Poster Session
in
Workshop: Scientific Methods for Understanding Neural Networks
Stitching Sparse Autoencoders of Different Sizes
Patrick Leask · Bart Bussmann · Joseph Bloom · Curt Tigges · Noura Al Moubayed · Neel Nanda
Sparse autoencoders (SAEs) are a promising method for decomposing the activations of language models into a learned dictionary of latents, the size of which is a key hyperparameter. However, the effect of the dictionary size hyperparameter on the learned latents remains poorly understood. In this work, we investigate how increasing the dictionary size of SAEs trained on the activations of GPT-2 and Pythia-410M affects their latents. We find that latents in SAEs fall into two distinct categories.

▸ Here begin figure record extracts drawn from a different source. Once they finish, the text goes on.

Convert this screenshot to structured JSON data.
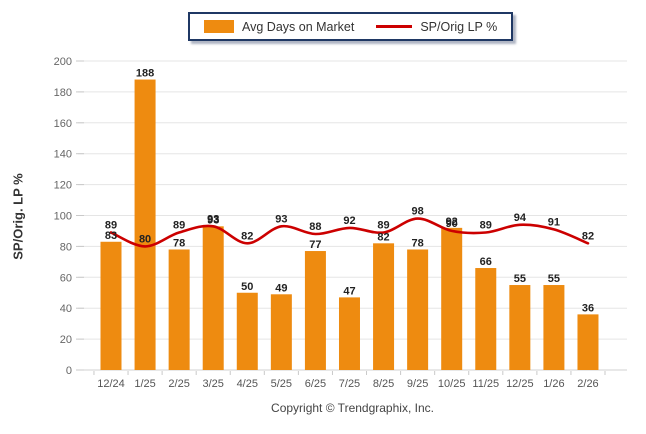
{
  "legend": {
    "items": [
      {
        "label": "Avg Days on Market",
        "type": "bar",
        "color": "#EE8B10"
      },
      {
        "label": "SP/Orig LP %",
        "type": "line",
        "color": "#CC0000"
      }
    ]
  },
  "chart_data": {
    "type": "bar+line",
    "title": "",
    "xlabel": "",
    "ylabel": "SP/Orig. LP %",
    "ylim": [
      0,
      200
    ],
    "yticks": [
      0,
      20,
      40,
      60,
      80,
      100,
      120,
      140,
      160,
      180,
      200
    ],
    "grid": true,
    "legend_position": "top",
    "categories": [
      "12/24",
      "1/25",
      "2/25",
      "3/25",
      "4/25",
      "5/25",
      "6/25",
      "7/25",
      "8/25",
      "9/25",
      "10/25",
      "11/25",
      "12/25",
      "1/26",
      "2/26"
    ],
    "series": [
      {
        "name": "Avg Days on Market",
        "type": "bar",
        "color": "#EE8B10",
        "values": [
          83,
          188,
          78,
          93,
          50,
          49,
          77,
          47,
          82,
          78,
          92,
          66,
          55,
          55,
          36
        ]
      },
      {
        "name": "SP/Orig LP %",
        "type": "line",
        "color": "#CC0000",
        "values": [
          89,
          80,
          89,
          93,
          82,
          93,
          88,
          92,
          89,
          98,
          90,
          89,
          94,
          91,
          82
        ]
      }
    ]
  },
  "footer": {
    "copyright": "Copyright © Trendgraphix, Inc."
  },
  "colors": {
    "bar": "#EE8B10",
    "line": "#CC0000",
    "legend_border": "#1F3864",
    "gridline": "#e5e5e5",
    "axis_tick": "#c9c9c9",
    "tick_label": "#666666",
    "data_label": "#222222",
    "x_label": "#555555"
  }
}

There are reconstruction latents that are either present in smaller SAEs or are more fine-grained versions of them, but we also find novel latents that capture information missed by smaller SAEs. Novel latents can be inserted into a smaller SAE to improve performance, while reconstruction latents degrade it. The existence of novel latents when larger SAEs are trained suggests that researchers may be using SAEs which miss out on features crucial to the task studied. The category of a latent can be effectively predicted with the cheap proxy of taking the maximum cosine similarity with each latent in the smaller SAE's decoder: novel latents have low cosine similarity, whereas reconstruction have high. Utilizing this insight, we introduce SAE stitching: a method that inserts or swaps novel latents from a larger SAE into a smaller one, allowing for smooth interpolation between SAE sizes with monotonically decreasing reconstruction error. Our findings shed light on the trade-offs between dictionary size, sparsity, and reconstruction performance in SAEs, enhancing the understanding of feature learning in these models.